Je me souviens, il progressait dans l’espace incertain en lançant au-devant de lui un ruban blanc lesté d’une pierre. C’est d’abord un texte qui est comme un fil conducteur. Pour être parcouru, l’horizon devait d’abord être fragmenté en petites unités praticables, à pied. La progression se fait par dévoilements successifs, mais chaque voile retiré s’ouvre sur un nouveau voile comme l’inspiration précède une expiration. Reconstruire la manière dont fonctionne la mémoire lorsqu’elle nourrit le présent : par saccades pleines d’erreurs d’information, ou comme un torrent d’images qui en avançant recommencent sans fin. Le paradoxe de l’instant. Il n’y a pas de moments finis. Pour des raisons de recherche de continuité. Une interrogation sans fin du réel par le regard. Je suis changé en témoin d’affaires qu’aucun être humain ne peut plus voir. C’est comme voir apparaître des fantômes, vaguement désirables, dès que le soleil se couche, dans le visage des passants, dans les traits des vendeuses.
Si vous me demandez ce que c’est, je ne le sais pas. Et plutôt que de mettre en pièces, construire des raccords entre différents plans : éléments de classes et de séries hétérogènes. Une image. Surpris de ce qui apparaît sous la main, sous les yeux, si surpris que l’on se précipite pour aller voir par là, au cas où il y aurait quelque chose. Si vous ne me le demandez pas je le sais. Le plus souvent, c’est le cas. Un sentiment d’arrêt, ou de mouvement amorcé. Pour ainsi dire la traduction du successif du monde extérieur dans la forme de notre sens intérieur, le temps. Ce qui peut commencer.
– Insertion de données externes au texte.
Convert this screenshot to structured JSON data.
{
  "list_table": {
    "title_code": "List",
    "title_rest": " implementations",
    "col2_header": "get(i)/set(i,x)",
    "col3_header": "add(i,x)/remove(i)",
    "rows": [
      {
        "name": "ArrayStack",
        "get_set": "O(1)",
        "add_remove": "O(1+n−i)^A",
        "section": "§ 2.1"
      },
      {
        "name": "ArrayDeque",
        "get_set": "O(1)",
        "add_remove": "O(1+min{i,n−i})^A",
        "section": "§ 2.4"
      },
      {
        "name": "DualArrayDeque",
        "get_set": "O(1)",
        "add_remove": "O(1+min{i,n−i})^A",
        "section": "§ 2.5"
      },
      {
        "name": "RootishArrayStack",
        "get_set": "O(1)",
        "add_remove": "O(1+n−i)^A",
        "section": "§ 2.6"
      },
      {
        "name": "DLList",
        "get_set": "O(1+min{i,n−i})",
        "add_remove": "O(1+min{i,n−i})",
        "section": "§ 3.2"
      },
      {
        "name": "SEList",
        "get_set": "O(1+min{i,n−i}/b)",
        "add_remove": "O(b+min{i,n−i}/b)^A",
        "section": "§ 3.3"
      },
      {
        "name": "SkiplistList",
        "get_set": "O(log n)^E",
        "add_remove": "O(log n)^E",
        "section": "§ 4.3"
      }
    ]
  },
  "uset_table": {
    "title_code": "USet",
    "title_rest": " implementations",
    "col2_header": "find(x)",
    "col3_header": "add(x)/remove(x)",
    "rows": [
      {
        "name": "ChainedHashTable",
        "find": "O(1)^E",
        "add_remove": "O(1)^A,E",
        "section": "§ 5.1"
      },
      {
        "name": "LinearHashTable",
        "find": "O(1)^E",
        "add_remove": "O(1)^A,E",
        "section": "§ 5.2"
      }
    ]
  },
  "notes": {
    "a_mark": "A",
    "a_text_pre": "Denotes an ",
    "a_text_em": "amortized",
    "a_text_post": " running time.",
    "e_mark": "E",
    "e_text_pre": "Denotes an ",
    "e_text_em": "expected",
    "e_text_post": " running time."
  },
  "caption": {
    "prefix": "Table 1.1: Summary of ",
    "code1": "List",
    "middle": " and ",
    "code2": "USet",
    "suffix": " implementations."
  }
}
Tout ce qui précède explique la grande puissance de l’art des sons ou de la musique du fait que celle-ci est pour nous métaphoriquement un temps condensé et si elle le veut, empli au plus haut degré, et du fait qu’elle lie avec la règle de sa progression la plus grande variation dans ce qui se passe en elle. Ce qu’on envisage avec un mélange de peur et d’envie. Et davantage que cela : mystérieusement.
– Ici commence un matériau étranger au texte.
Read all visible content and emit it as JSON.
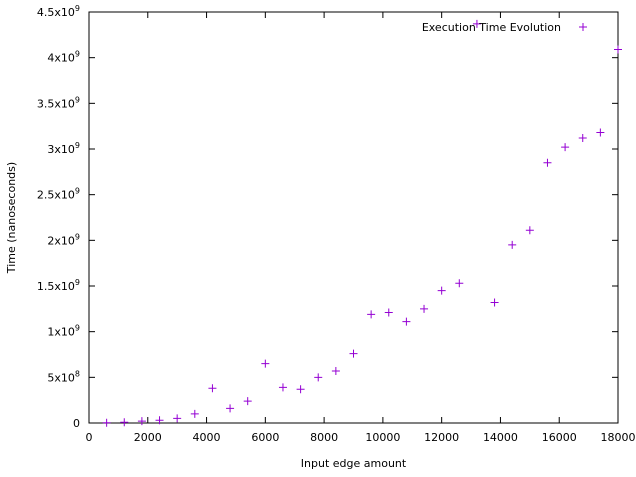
{
  "chart_data": {
    "type": "scatter",
    "xlabel": "Input edge amount",
    "ylabel": "Time (nanoseconds)",
    "xlim": [
      0,
      18000
    ],
    "ylim": [
      0,
      4500000000
    ],
    "grid": false,
    "legend_position": "top-right",
    "x_ticks": [
      {
        "value": 0,
        "label": "0"
      },
      {
        "value": 2000,
        "label": "2000"
      },
      {
        "value": 4000,
        "label": "4000"
      },
      {
        "value": 6000,
        "label": "6000"
      },
      {
        "value": 8000,
        "label": "8000"
      },
      {
        "value": 10000,
        "label": "10000"
      },
      {
        "value": 12000,
        "label": "12000"
      },
      {
        "value": 14000,
        "label": "14000"
      },
      {
        "value": 16000,
        "label": "16000"
      },
      {
        "value": 18000,
        "label": "18000"
      }
    ],
    "y_ticks": [
      {
        "value": 0,
        "mantissa": "0",
        "exponent": ""
      },
      {
        "value": 500000000,
        "mantissa": "5x10",
        "exponent": "8"
      },
      {
        "value": 1000000000,
        "mantissa": "1x10",
        "exponent": "9"
      },
      {
        "value": 1500000000,
        "mantissa": "1.5x10",
        "exponent": "9"
      },
      {
        "value": 2000000000,
        "mantissa": "2x10",
        "exponent": "9"
      },
      {
        "value": 2500000000,
        "mantissa": "2.5x10",
        "exponent": "9"
      },
      {
        "value": 3000000000,
        "mantissa": "3x10",
        "exponent": "9"
      },
      {
        "value": 3500000000,
        "mantissa": "3.5x10",
        "exponent": "9"
      },
      {
        "value": 4000000000,
        "mantissa": "4x10",
        "exponent": "9"
      },
      {
        "value": 4500000000,
        "mantissa": "4.5x10",
        "exponent": "9"
      }
    ],
    "series": [
      {
        "name": "Execution Time Evolution",
        "color": "#9400d3",
        "marker": "plus",
        "points": [
          {
            "x": 600,
            "y": 3000000
          },
          {
            "x": 1200,
            "y": 8000000
          },
          {
            "x": 1800,
            "y": 20000000
          },
          {
            "x": 2400,
            "y": 30000000
          },
          {
            "x": 3000,
            "y": 50000000
          },
          {
            "x": 3600,
            "y": 100000000
          },
          {
            "x": 4200,
            "y": 380000000
          },
          {
            "x": 4800,
            "y": 160000000
          },
          {
            "x": 5400,
            "y": 240000000
          },
          {
            "x": 6000,
            "y": 650000000
          },
          {
            "x": 6600,
            "y": 390000000
          },
          {
            "x": 7200,
            "y": 370000000
          },
          {
            "x": 7800,
            "y": 500000000
          },
          {
            "x": 8400,
            "y": 570000000
          },
          {
            "x": 9000,
            "y": 760000000
          },
          {
            "x": 9600,
            "y": 1190000000
          },
          {
            "x": 10200,
            "y": 1210000000
          },
          {
            "x": 10800,
            "y": 1110000000
          },
          {
            "x": 11400,
            "y": 1250000000
          },
          {
            "x": 12000,
            "y": 1450000000
          },
          {
            "x": 12600,
            "y": 1530000000
          },
          {
            "x": 13200,
            "y": 4370000000
          },
          {
            "x": 13800,
            "y": 1320000000
          },
          {
            "x": 14400,
            "y": 1950000000
          },
          {
            "x": 15000,
            "y": 2110000000
          },
          {
            "x": 15600,
            "y": 2850000000
          },
          {
            "x": 16200,
            "y": 3020000000
          },
          {
            "x": 16800,
            "y": 3120000000
          },
          {
            "x": 17400,
            "y": 3180000000
          },
          {
            "x": 18000,
            "y": 4090000000
          }
        ]
      }
    ]
  }
}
Les lignes de désir est un projet de fiction, qui se compose d’une suite de monologues qui se font échos parfois dialoguent ou s’interrompent, écriture mosaïque, micros-fictions, ressassement de mots en mouvement dans le sens d’une marche en avant, dans le bruissement, la rumeur de la ville, son quotidien, non pas le spectaculaire de l’actualité mais ce qu’on ne voit pas puisqu’on y est immergé.